Amidst the poverty of Africa, I stand before you because I am able to purchase health and vigour. I am here because I can pay for life itself. To me, this seems a shocking and monstrous iniquity of very considerable proportions that, simply because of relative affluence, I should be living when others have died; that I should remain fit and healthy when illness and death beset millions of others.”

It was within this political context that the Treatment Action Campaign (TAC) approached the courts for relief (Minister of Health and Others v Treatment Action Campaign and Others (No.2) 2002 (5) SA 721 (CC)). The challenge, in this case, was that government was limiting the supply of Nevirapine to two “pilot sites” per province, regardless of the capacity of the facility, the willingness of doctors to dispense, the availability of the medication and the urgent need for it. The essence of the court’s ruling against the government was that its plan was unreasonable and inflexible, and that Nevirapine should be available to all who needed it. The judgment, in this case, is estimated to have saved tens of thousands of lives.

Cameron’s compelling autobiography, Justice — A Personal Account (2014), won the 2015 South African Literary Award (SALA) for creative non-fiction. Justice Dennis Davis had this to say about the book:

A judge should possess a clear vision of the role the Constitution must play in the reconfiguration of a legal system which suffered terrible damage under apartheid… In addition, a judge should hold an emphatic regard for the other; an understanding of the diversity of South Africa and a consequent realisation that his or her world vision cannot necessarily lay claim to an unqualified, universal acceptance…”

In chapter six of his book Poverty, Social Justice and the Constitution Cameron describes the difficult circumstances of his childhood and engages with the topic of charity and its role in relation to political — and legal — action. He emphasises that charity is not a substitute for political action and if there was perfect social justice there would be little or no need for charity. But we do not live in that society and charity provides immediate relief.

In Justice he relates a story of a “random act of kindness” that clearly touched his life and influenced his thinking as he journeyed from an orphanage to the highest court in the land. The mysterious act of kindness occurred on his sister Jeanie’s birthday. A smartly dressed woman knocked on their door and handed the young Cameron an envelope. After she had left they opened the envelope to discover R10 and no note.
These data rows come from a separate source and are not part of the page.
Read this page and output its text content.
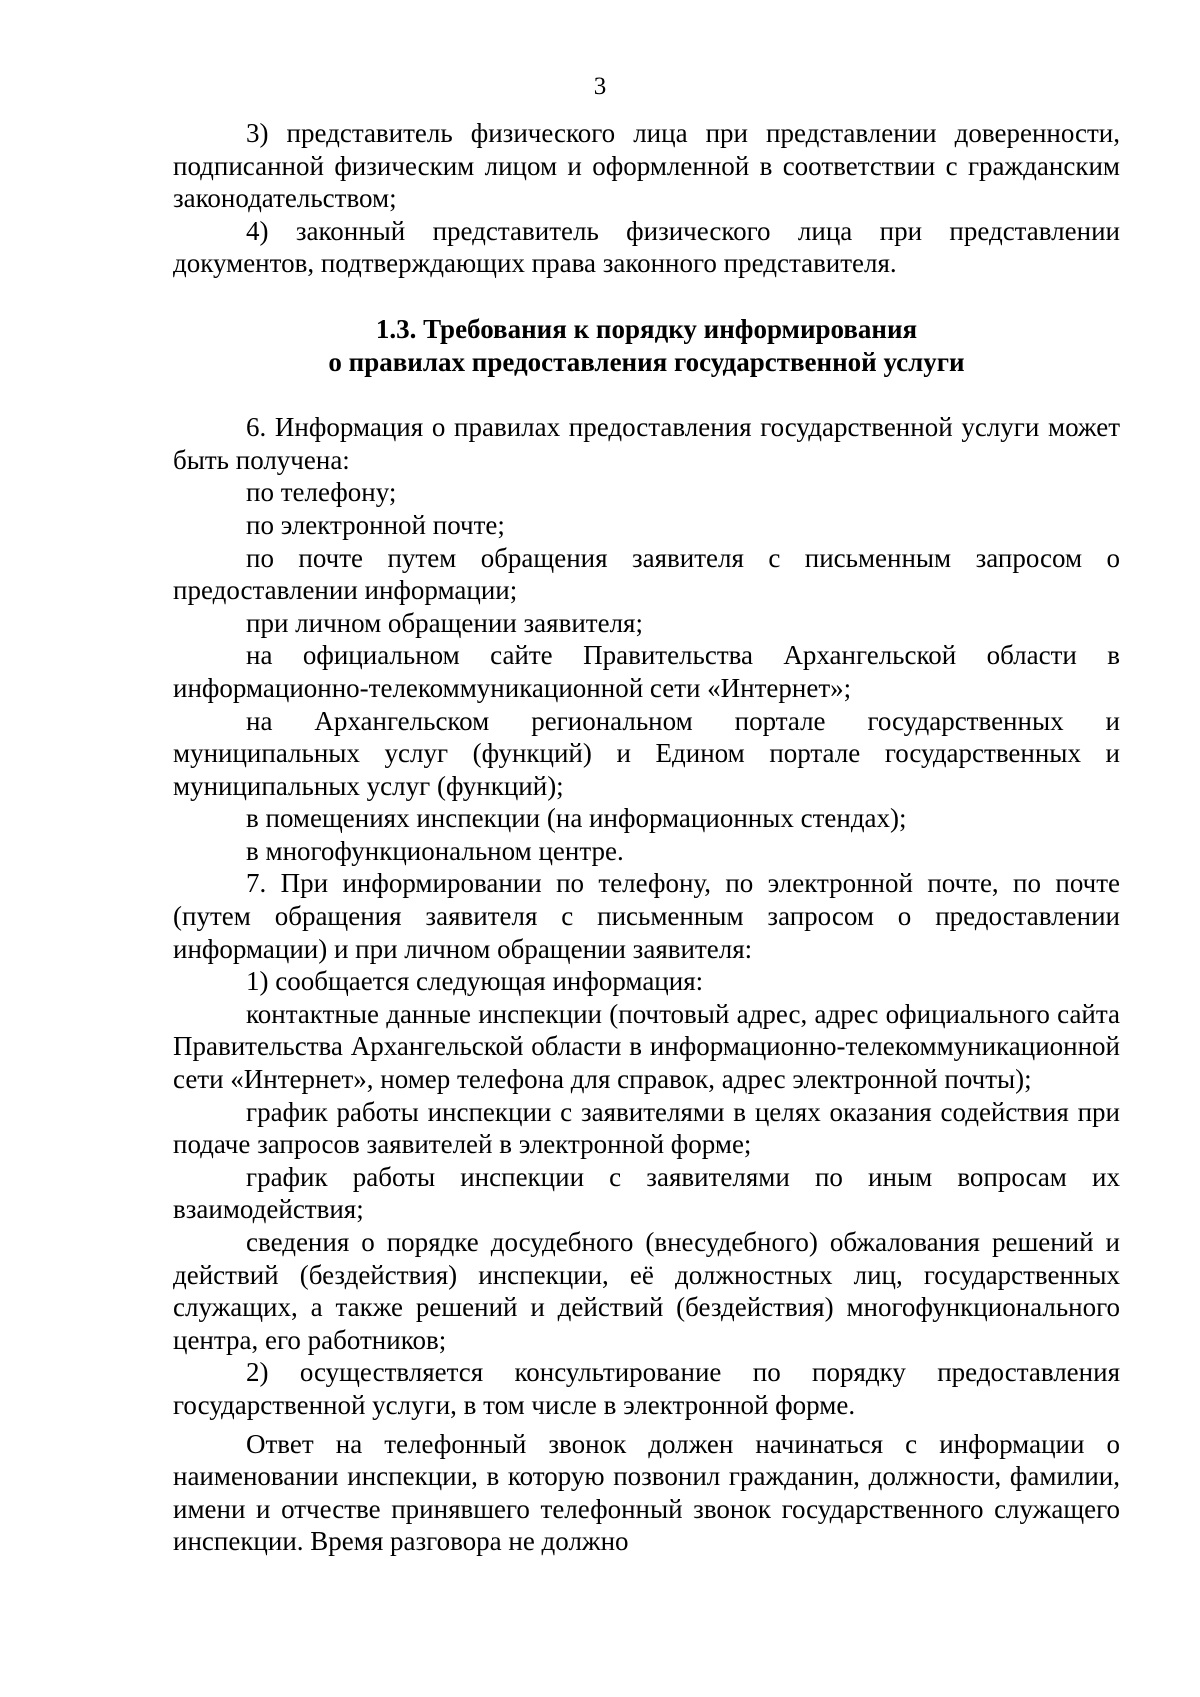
3

3) представитель физического лица при представлении доверенности, подписанной физическим лицом и оформленной в соответствии с гражданским законодательством;

4) законный представитель физического лица при представлении документов, подтверждающих права законного представителя.

1.3. Требования к порядку информирования
о правилах предоставления государственной услуги

6. Информация о правилах предоставления государственной услуги может быть получена:

по телефону;

по электронной почте;

по почте путем обращения заявителя с письменным запросом о предоставлении информации;

при личном обращении заявителя;

на официальном сайте Правительства Архангельской области в информационно-телекоммуникационной сети «Интернет»;

на Архангельском региональном портале государственных и муниципальных услуг (функций) и Едином портале государственных и муниципальных услуг (функций);

в помещениях инспекции (на информационных стендах);

в многофункциональном центре.

7. При информировании по телефону, по электронной почте, по почте (путем обращения заявителя с письменным запросом о предоставлении информации) и при личном обращении заявителя:

1) сообщается следующая информация:

контактные данные инспекции (почтовый адрес, адрес официального сайта Правительства Архангельской области в информационно-телекоммуникационной сети «Интернет», номер телефона для справок, адрес электронной почты);

график работы инспекции с заявителями в целях оказания содействия при подаче запросов заявителей в электронной форме;

график работы инспекции с заявителями по иным вопросам их взаимодействия;

сведения о порядке досудебного (внесудебного) обжалования решений и действий (бездействия) инспекции, её должностных лиц, государственных служащих, а также решений и действий (бездействия) многофункционального центра, его работников;

2) осуществляется консультирование по порядку предоставления государственной услуги, в том числе в электронной форме.

Ответ на телефонный звонок должен начинаться с информации о наименовании инспекции, в которую позвонил гражданин, должности, фамилии, имени и отчестве принявшего телефонный звонок государственного служащего инспекции. Время разговора не должно
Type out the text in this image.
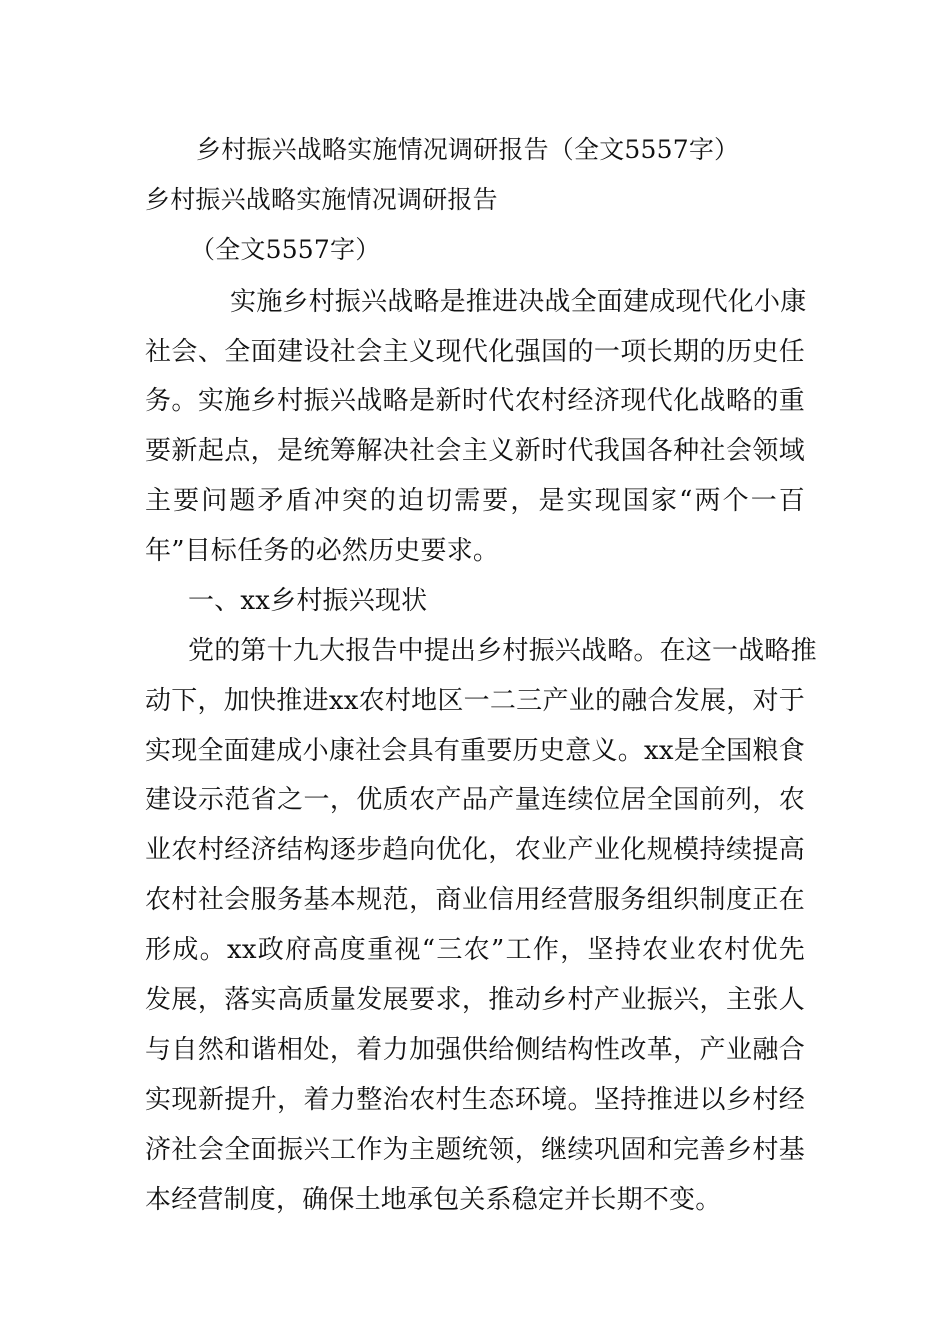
乡村振兴战略实施情况调研报告（全文5557字）
乡村振兴战略实施情况调研报告
（全文5557字）
实施乡村振兴战略是推进决战全面建成现代化小康
社会、全面建设社会主义现代化强国的一项长期的历史任
务。实施乡村振兴战略是新时代农村经济现代化战略的重
要新起点，是统筹解决社会主义新时代我国各种社会领域
主要问题矛盾冲突的迫切需要，是实现国家“两个一百
年”目标任务的必然历史要求。
一、xx乡村振兴现状
党的第十九大报告中提出乡村振兴战略。在这一战略推
动下，加快推进xx农村地区一二三产业的融合发展，对于
实现全面建成小康社会具有重要历史意义。xx是全国粮食
建设示范省之一，优质农产品产量连续位居全国前列，农
业农村经济结构逐步趋向优化，农业产业化规模持续提高
农村社会服务基本规范，商业信用经营服务组织制度正在
形成。xx政府高度重视“三农”工作，坚持农业农村优先
发展，落实高质量发展要求，推动乡村产业振兴，主张人
与自然和谐相处，着力加强供给侧结构性改革，产业融合
实现新提升，着力整治农村生态环境。坚持推进以乡村经
济社会全面振兴工作为主题统领，继续巩固和完善乡村基
本经营制度，确保土地承包关系稳定并长期不变。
This allowed them to buy a R2 ice-cream cake for Jeanie.

In this chapter, Cameron reveals the powerful impact of this act of compassion on his life and his jurisprudence:

… What remains most deeply imprinted on my mind are not [the] later hand-outs, whose beneficence touched us through the anonymous mechanism of a fund. What lingers most vividly is the unnamed woman’s mysterious act of personal generosity. It left me deeply under the impression of how important acts of interventive kindness are.

“… We all need the caring and generosity of others. We all need gestures of the exhilaratingly practical and redemptive kind the nameless woman intruded onto my mother’s and Jeanie’s and my straitened lives in Bloemfontein in January 1963. More importantly, we need a government that, on behalf of all of us, expresses that loving care and concern toward our fellows. More specifically, we need a government that is constitutionally obliged to do so. This is precisely what the Constitution gives us in South Africa.”

The contributions of Justice Cameron to our understanding of both justice and compassion are of enormous import, and we hope that he will continue to contribute towards a renewed constitutional dialogue. DM

Professor Narnia Bohler-Muller is executive director of the Democracy, Governance and Service Delivery (DGSD) research programme of the Human Sciences Research Council. Advocate Gary Pienaar is research manager with DGSD and Dr Michael Cosser is Acting Research Director with DGSD.